We just got word a few minutes ago that my grandfather died of a heart attack. I don't know how old he is off hand. That would have been something Mom would have known. Grandpa was on his way to work and apparently knew something was wrong as he was headed to the hospital when the heart attack quit. In a way, I'm glad this is how he went. He'd been treated several times for colon-rectal cancer and I didn't want to see him waste away like Mom had.
Grandpa was the only grandfather I ever knew. He is actually my step-grandfather, but in my heart, he is Grandpa and always will be. My dad's dad died before I was born. I saw my mom's dad twice that I can recall in my life.
I can remember having a awful dream when I was 10 or 11 and finally figured out how Grandpa fit into the picture. I remember in the dream I yelled at him that he didn't matter because he wasn't "really" my grandfather. Thank God it was only a dream. Just the same, I felt guilty about that dream for years.
Amy and I were talking a little bit and agreed that the only memories we have of Grandpa are good ones. The only negative would have been his snoring (could shake the walls!). Grandpa worked a lot out of state, so it was a big deal when he came back around. He always had this cherry flavored gum for Mark and I when we'd get in to ride in his truck. He and Grandma did fight a lot (though not often in front of the grandkids) but in the last few years, they had grown closer.
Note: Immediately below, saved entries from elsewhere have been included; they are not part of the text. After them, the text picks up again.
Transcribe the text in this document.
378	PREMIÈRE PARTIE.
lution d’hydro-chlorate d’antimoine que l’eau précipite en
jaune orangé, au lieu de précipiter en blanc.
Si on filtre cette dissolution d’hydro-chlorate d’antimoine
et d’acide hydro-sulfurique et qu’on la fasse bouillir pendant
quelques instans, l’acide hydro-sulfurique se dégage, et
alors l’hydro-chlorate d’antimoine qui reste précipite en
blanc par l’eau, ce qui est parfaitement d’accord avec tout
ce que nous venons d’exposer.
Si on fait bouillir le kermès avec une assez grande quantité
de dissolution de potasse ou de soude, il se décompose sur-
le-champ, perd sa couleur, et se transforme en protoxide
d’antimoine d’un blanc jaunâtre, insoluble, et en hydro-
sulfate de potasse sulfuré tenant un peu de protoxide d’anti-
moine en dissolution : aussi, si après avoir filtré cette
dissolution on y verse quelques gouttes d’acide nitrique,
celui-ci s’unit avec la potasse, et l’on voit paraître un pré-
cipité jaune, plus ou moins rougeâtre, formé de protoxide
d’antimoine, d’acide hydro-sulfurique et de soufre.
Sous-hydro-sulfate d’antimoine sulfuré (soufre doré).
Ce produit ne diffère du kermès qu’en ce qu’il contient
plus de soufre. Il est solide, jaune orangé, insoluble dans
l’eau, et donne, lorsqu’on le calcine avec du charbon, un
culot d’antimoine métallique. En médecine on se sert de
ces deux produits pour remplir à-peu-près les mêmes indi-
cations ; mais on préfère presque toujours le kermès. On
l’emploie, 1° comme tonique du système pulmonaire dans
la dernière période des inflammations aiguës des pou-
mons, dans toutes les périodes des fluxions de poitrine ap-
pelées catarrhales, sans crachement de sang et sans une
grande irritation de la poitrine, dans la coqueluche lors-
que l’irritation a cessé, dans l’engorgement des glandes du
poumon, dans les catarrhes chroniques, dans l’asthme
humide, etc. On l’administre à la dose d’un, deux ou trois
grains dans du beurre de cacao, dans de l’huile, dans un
A favorite memory that came to me as I was writing this was of a Christmas when I was 4 or 5. We'd spent Christmas Eve at my Grandma Nelson's and had driven from their to Redfield. When we got there, my cousins were all there. We finally settled down enough to go to sleep. In the wee hours of the morning, we were woken up by our parents and told that Santa was there. We went out into the living room. Sure enough, there was Santa. He gave each one of us a gift and even knew our names. As stuff with Santa was winding up, I started looking around and realized that Grandpa wasn't around. When Santa disappeared and Grandpa reappeared, I excitedly told him that he'd missed seeing Santa.
Grandpa would have given a person he loved the clothes off his back. He always seemed to be smiling or on the verge of a smile. I'm going to miss his laugh. He was an incredible person and though we weren't related by blood, I am proud to have been his grandson and hope I continue to be a man he'd be proud of.